On the other extreme of the senior sergeant in film is Colour Sergeant (Platoon Sergeant) Frank Bourne in the 1964 film "Zulu." Bourne trains his men, makes sure they are ready to fight, quietly encourages his best soldiers, pushes the slackers, and stands with stiff-upper-lip resolve in the face of an assault by a force outnumbering  his unit by 100 to 1.

The best sergeant's major I have known personally is Christopher Kepner, the current Command Sergeant's Major of the National Guard.

The role of the Top Enlisted Soldier in the military has civilian parallels.
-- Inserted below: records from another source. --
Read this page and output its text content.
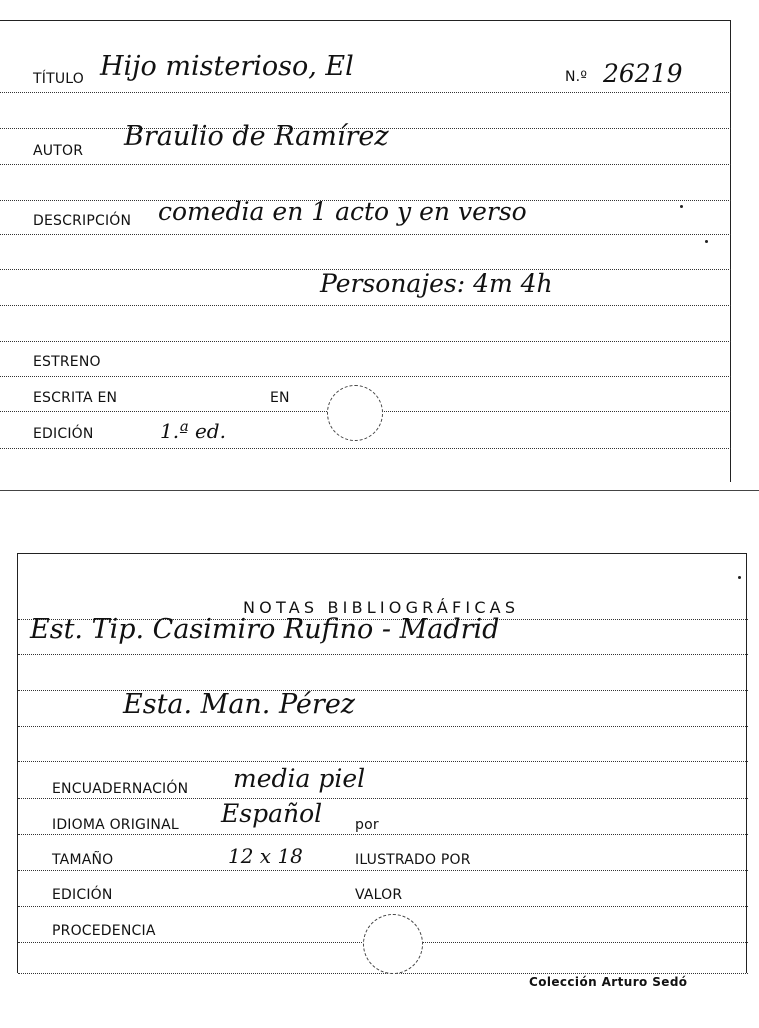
TÍTULO Hijo misterioso, El	N.º 26219
AUTOR Braulio de Ramírez
DESCRIPCIÓN comedia en 1 acto y en verso
Personajes: 4m 4h
ESTRENO
ESCRITA EN	EN
EDICIÓN	1.ª ed.
NOTAS BIBLIOGRÁFICAS
Est. Tip. Casimiro Rufino - Madrid
Esta. Man. Pérez
ENCUADERNACIÓN media piel
IDIOMA ORIGINAL Español por
TAMAÑO	12 x 18	ILUSTRADO POR
EDICIÓN	VALOR
PROCEDENCIA
Colección Arturo Sedó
A warehouse manager or shop manager keeps the workers motivated makes sure work procedures are followed to the letter, and is responsible for worker safety.  But a manager has no input in corporate strategy.  The Top Sergeant has responsibility, but not authority: they get the soldiers ready to fight, but do not decide where or when to fight. That's what officers do.

For me, the best civilian parallel is in the book (NOT the movie) "Remains of the Day" by the winner of the 2017 Nobel Prize in Literature, Kazuo Ishiguro.  The butler in that lovely book is the picture of the sergeant's major. He is in charge of maintaining the appearance, the morale, and the performance performance of the large staff of servants in a pre-World-War-II English ancestral mansion.  He can terrorize the staff and yet, behind his well-groomed back, be the subject of ridicule. In one of a hundred big and small ironies in the story, the butler is completely devoted to the Lord of the house. But that venerated figure turns out to be the center of clandestine Nazi sympathy in England.
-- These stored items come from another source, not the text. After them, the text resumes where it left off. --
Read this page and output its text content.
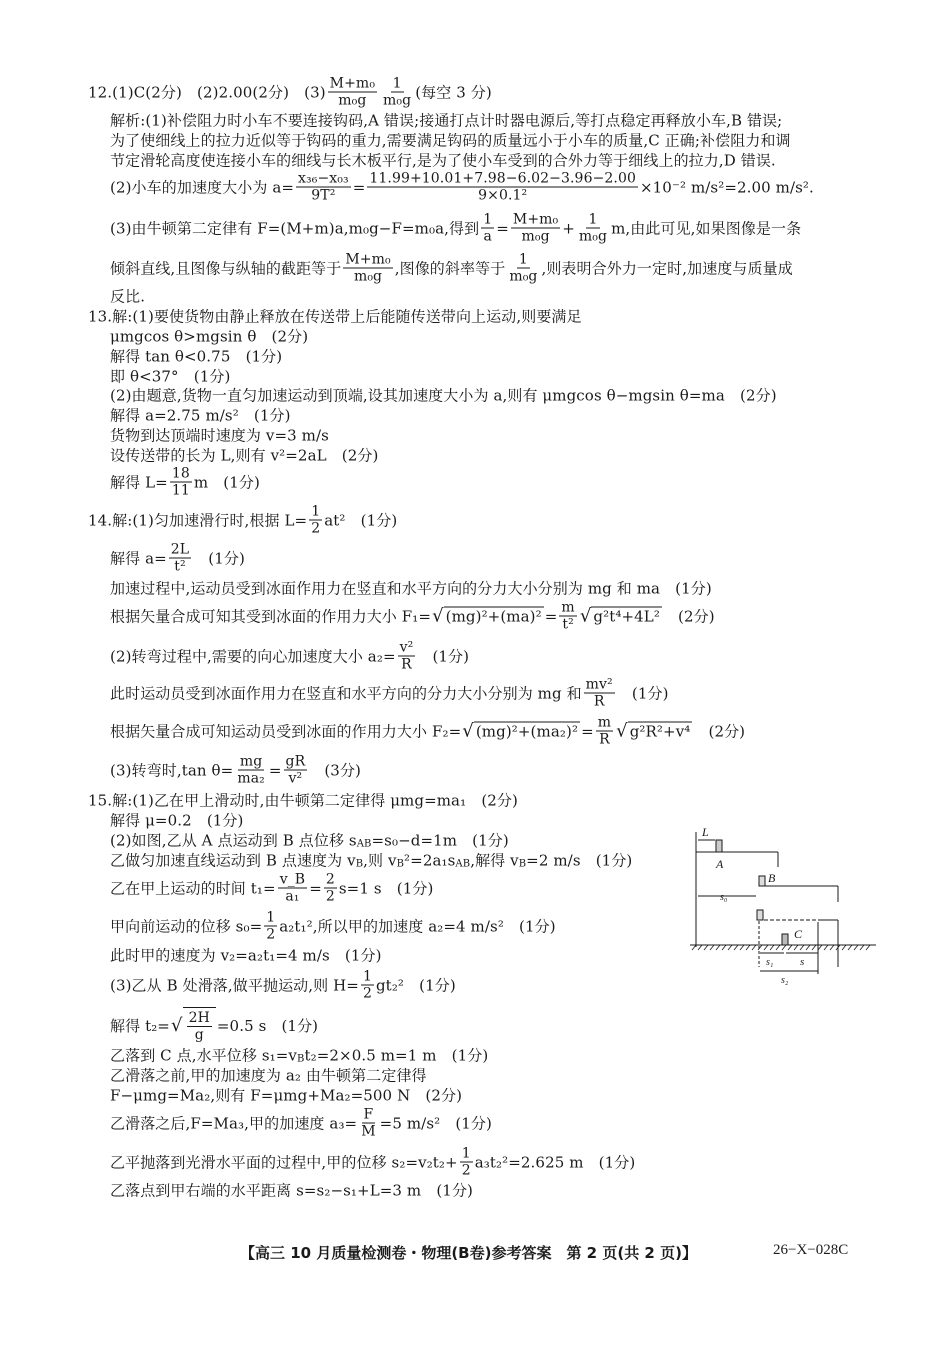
12.(1)C(2分)　(2)2.00(2分)　$(3) \frac{\text{M+m₀}}{\text{m₀g}} \frac{1}{\text{m₀g}}$ (每空 3 分)
解析:(1)补偿阻力时小车不要连接钩码,A 错误;接通打点计时器电源后,等打点稳定再释放小车,B 错误;
为了使细线上的拉力近似等于钩码的重力,需要满足钩码的质量远小于小车的质量,C 正确;补偿阻力和调
节定滑轮高度使连接小车的细线与长木板平行,是为了使小车受到的合外力等于细线上的拉力,D 错误.
(2)小车的加速度大小为 $a= \frac{\text{x₃₆−x₀₃}}{\text{9T²}} = \frac{11.99+10.01+7.98-6.02-3.96-2.00}{\text{9×0.1²}} \times 10^{-2}$ m/s²=2.00 m/s².
(3)由牛顿第二定律有 F=(M+m)a,m₀g−F=m₀a,得到 $\frac{1}{a} = \frac{\text{M+m₀}}{\text{m₀g}} + \frac{1}{\text{m₀g}} m$,由此可见,如果图像是一条
倾斜直线,且图像与纵轴的截距等于 $\frac{\text{M+m₀}}{\text{m₀g}}$ ,图像的斜率等于 $\frac{1}{\text{m₀g}}$ ,则表明合外力一定时,加速度与质量成
反比.
13.解:(1)要使货物由静止释放在传送带上后能随传送带向上运动,则要满足
μmgcos θ>mgsin θ　(2分)
解得 tan θ<0.75　(1分)
即 θ<37°　(1分)
(2)由题意,货物一直匀加速运动到顶端,设其加速度大小为 a,则有 μmgcos θ−mgsin θ=ma　(2分)
解得 a=2.75 m/s²　(1分)
货物到达顶端时速度为 v=3 m/s
设传送带的长为 L,则有 v²=2aL　(2分)
解得 $L= \frac{18}{11}$ m　(1分)
14.解:(1)匀加速滑行时,根据 $L= \frac{1}{2} at^2$　(1分)
解得 $a= \frac{2L}{\text{t²}}$ 　(1分)
加速过程中,运动员受到冰面作用力在竖直和水平方向的分力大小分别为 mg 和 ma　(1分)
根据矢量合成可知其受到冰面的作用力大小 F₁= √ $(mg)^2+(ma)^2 = \frac{m}{\text{t²}}$ √ g²t⁴+4L² 　(2分)
(2)转弯过程中,需要的向心加速度大小 $a_2= \frac{\text{v²}}{R}$ 　(1分)
此时运动员受到冰面作用力在竖直和水平方向的分力大小分别为 mg 和 $\frac{\text{mv²}}{R}$ 　(1分)
根据矢量合成可知运动员受到冰面的作用力大小 F₂= √ $(mg)^2+(ma_2)^2 = \frac{m}{R}$ √ g²R²+v⁴ 　(2分)
(3)转弯时,tan $\theta= \frac{mg}{\text{ma₂}} = \frac{gR}{\text{v²}}$ 　(3分)
15.解:(1)乙在甲上滑动时,由牛顿第二定律得 μmg=ma₁　(2分)
解得 μ=0.2　(1分)
(2)如图,乙从 A 点运动到 B 点位移 s AB =s₀−d=1m　(1分)
乙做匀加速直线运动到 B 点速度为 v B ,则 v B ²=2a₁s AB ,解得 v B =2 m/s　(1分)
乙在甲上运动的时间 $t_1= \frac{v\_B}{\text{a₁}} = \frac{2}{2} s=1$ s　(1分)
甲向前运动的位移 $s_0= \frac{1}{2} a_2t_1^2$,所以甲的加速度 a₂=4 m/s²　(1分)
此时甲的速度为 v₂=a₂t₁=4 m/s　(1分)
(3)乙从 B 处滑落,做平抛运动,则 $H= \frac{1}{2} gt_2^2$　(1分)
解得 t₂= √ $\frac{2H}{g} =0.5$ s　(1分)
乙落到 C 点,水平位移 s₁=v B t₂=2×0.5 m=1 m　(1分)
乙滑落之前,甲的加速度为 a₂ 由牛顿第二定律得
F−μmg=Ma₂,则有 F=μmg+Ma₂=500 N　(2分)
乙滑落之后,F=Ma₃,甲的加速度 $a_3= \frac{F}{M} =5$ m/s²　(1分)
乙平抛落到光滑水平面的过程中,甲的位移 $s_2=v_2t_2+ \frac{1}{2} a_3t_2^2=2.625$ m　(1分)
乙落点到甲右端的水平距离 s=s₂−s₁+L=3 m　(1分)
L
A
B
s₀
C
s₁ s
s₂
【高三 10 月质量检测卷・物理(B卷)参考答案　第 2 页(共 2 页)】	26−X−028C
I heard Ishiguro speak in Phialdelphia in 2015, two decades after the book was published.  When asked about the movie Ishiguro said he was just beginning his career as a novelist. He was flattered to have a movie made of his book. But the choice of the studio to play the butler was Anthony Hopkins.  Ishiguro said Hopkins is brilliant, but he is not a comic figure, so the movie lost that dimension of the butler.
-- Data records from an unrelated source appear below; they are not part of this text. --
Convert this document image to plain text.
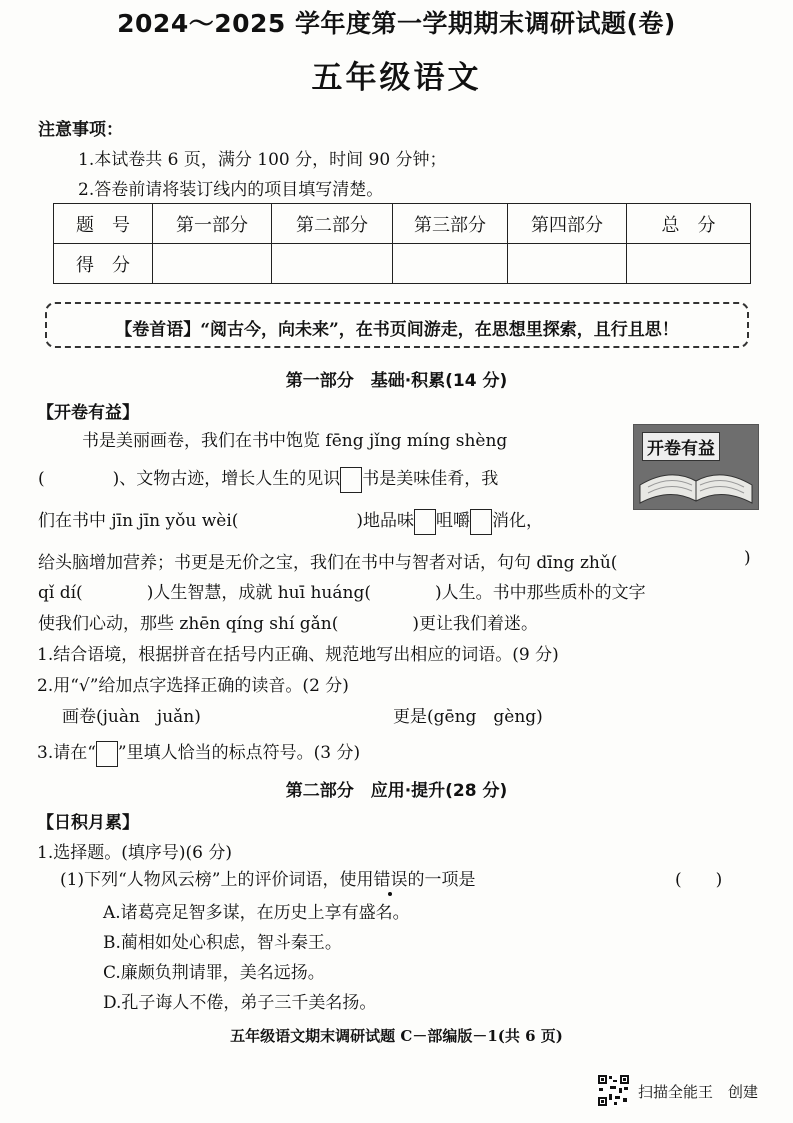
2024～2025 学年度第一学期期末调研试题(卷)
五年级语文
注意事项：
1.本试卷共 6 页，满分 100 分，时间 90 分钟；
2.答卷前请将装订线内的项目填写清楚。
题　号	第一部分	第二部分	第三部分	第四部分	总　分
得　分					
【卷首语】“阅古今，向未来”，在书页间游走，在思想里探索，且行且思！
第一部分　基础·积累(14 分)
【开卷有益】
开卷有益
书是美丽画卷，我们在书中饱览 fēng jǐng míng shèng
(　　　　)、文物古迹，增长人生的见识 书是美味佳肴，我
们在书中 jīn jīn yǒu wèi(	)地品味 咀嚼 消化，
给头脑增加营养；书更是无价之宝，我们在书中与智者对话，句句 dīng zhǔ(	)
qǐ dí(	)人生智慧，成就 huī huáng(	)人生。书中那些质朴的文字
使我们心动，那些 zhēn qíng shí gǎn(	)更让我们着迷。
1.结合语境，根据拼音在括号内正确、规范地写出相应的词语。(9 分)
2.用“√”给加点字选择正确的读音。(2 分)
画卷(juàn　juǎn)	更是(gēng　gèng)
3.请在“ ”里填人恰当的标点符号。(3 分)
第二部分　应用·提升(28 分)
【日积月累】
1.选择题。(填序号)(6 分)
(1)下列“人物风云榜”上的评价词语，使用错误的一项是	(　　)
A.诸葛亮足智多谋，在历史上享有盛名。
B.蔺相如处心积虑，智斗秦王。
C.廉颇负荆请罪，美名远扬。
D.孔子诲人不倦，弟子三千美名扬。
五年级语文期末调研试题 C－部编版－1(共 6 页)
扫描全能王　创建
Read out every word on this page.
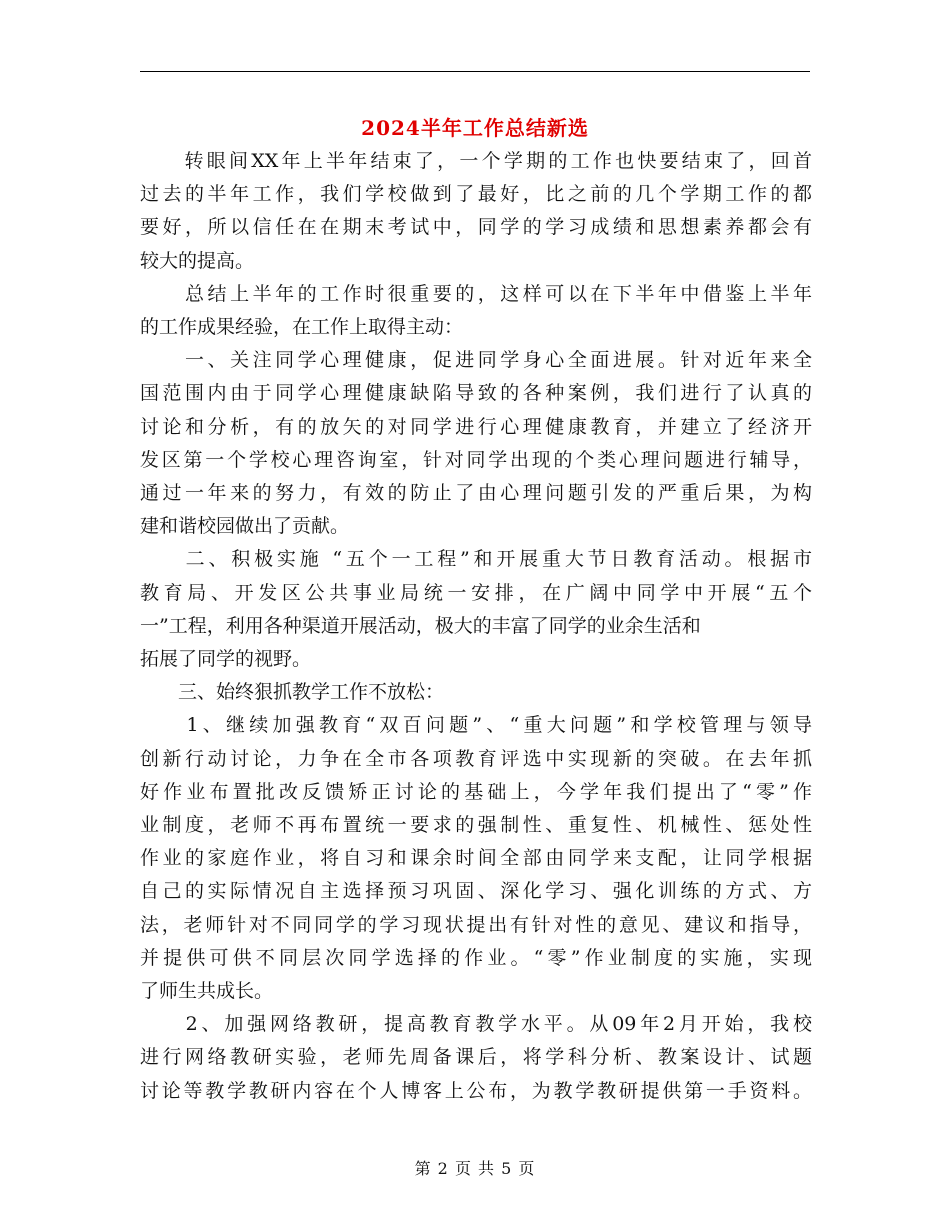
2024半年工作总结新选
　　转眼间XX年上半年结束了，一个学期的工作也快要结束了，回首
过去的半年工作，我们学校做到了最好，比之前的几个学期工作的都
要好，所以信任在在期末考试中，同学的学习成绩和思想素养都会有
较大的提高。
　　总结上半年的工作时很重要的，这样可以在下半年中借鉴上半年
的工作成果经验，在工作上取得主动：
　　一、关注同学心理健康，促进同学身心全面进展。针对近年来全
国范围内由于同学心理健康缺陷导致的各种案例，我们进行了认真的
讨论和分析，有的放矢的对同学进行心理健康教育，并建立了经济开
发区第一个学校心理咨询室，针对同学出现的个类心理问题进行辅导，
通过一年来的努力，有效的防止了由心理问题引发的严重后果，为构
建和谐校园做出了贡献。
　　二、积极实施 “五个一工程”和开展重大节日教育活动。根据市
教育局、开发区公共事业局统一安排，在广阔中同学中开展“五个
一”工程，利用各种渠道开展活动，极大的丰富了同学的业余生活和
拓展了同学的视野。
　　三、始终狠抓教学工作不放松：
　　1、继续加强教育“双百问题”、“重大问题”和学校管理与领导
创新行动讨论，力争在全市各项教育评选中实现新的突破。在去年抓
好作业布置批改反馈矫正讨论的基础上，今学年我们提出了“零”作
业制度，老师不再布置统一要求的强制性、重复性、机械性、惩处性
作业的家庭作业，将自习和课余时间全部由同学来支配，让同学根据
自己的实际情况自主选择预习巩固、深化学习、强化训练的方式、方
法，老师针对不同同学的学习现状提出有针对性的意见、建议和指导，
并提供可供不同层次同学选择的作业。“零”作业制度的实施，实现
了师生共成长。
　　2、加强网络教研，提高教育教学水平。从09年2月开始，我校
进行网络教研实验，老师先周备课后，将学科分析、教案设计、试题
讨论等教学教研内容在个人博客上公布，为教学教研提供第一手资料。
第 2 页 共 5 页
If you have a favorite portrayal of a Sergeant's Major or other top sergeant in film, let me know at ngussman@yahoo.com .

Saturday, April 27, 2019

Wisdom Tooth Out With A Hammer and Chisel, Hill AFB, 1973


Dental Hammer and Chisel

Hill Air Force Base, Ogden, Utah, was my first duty station after tech school at Lowry AFB.  In the Spring of 1973, around the time I turned 20 years old, I had a lot of pain in my lower jaw. The dentist I saw on base said I had an impacted molar on the lower right. And while he was removing that, he would remove the one on the lower left. I had the uppers removed several years before.

When I came back the next day, they put me in a chair, gave me the big, old-fashioned Novacaine shots and left me alone, lying back in the chair. I looked to the right at the tray of instruments. There was a really shiny chrome hammer and a few chisels.

Several minutes later, the dentist started working. He took out the left tooth first. Then he broke the right tooth with the chisel and hammer and pulled out the pieces with pliers.

I can still see those tools. I felt pressure when the dentist broke the tooth, but it did not hurt a lot at the time.  In the two weeks after it was clear that the right was worse than the left, my jaw was swollen much more on the right than the left.

Today I was talking to the physical therapist who is helping me recover from knee replacement surgery four weeks ago. He said the pain I am experiencing is to be expected. I said, "Yes, cut my bones with a saw and hammer in titanium rods, and I know there will be pain for a while."  I then told him that the knee replacement was not the first time for me getting my bones hammered.  He smiled at the story of the dental hammer and said, "That's an interesting way to look at it. But you probably don't want to tell everybody about getting your teeth and bones hammered."

He's right. But I could definitely tell other veterans.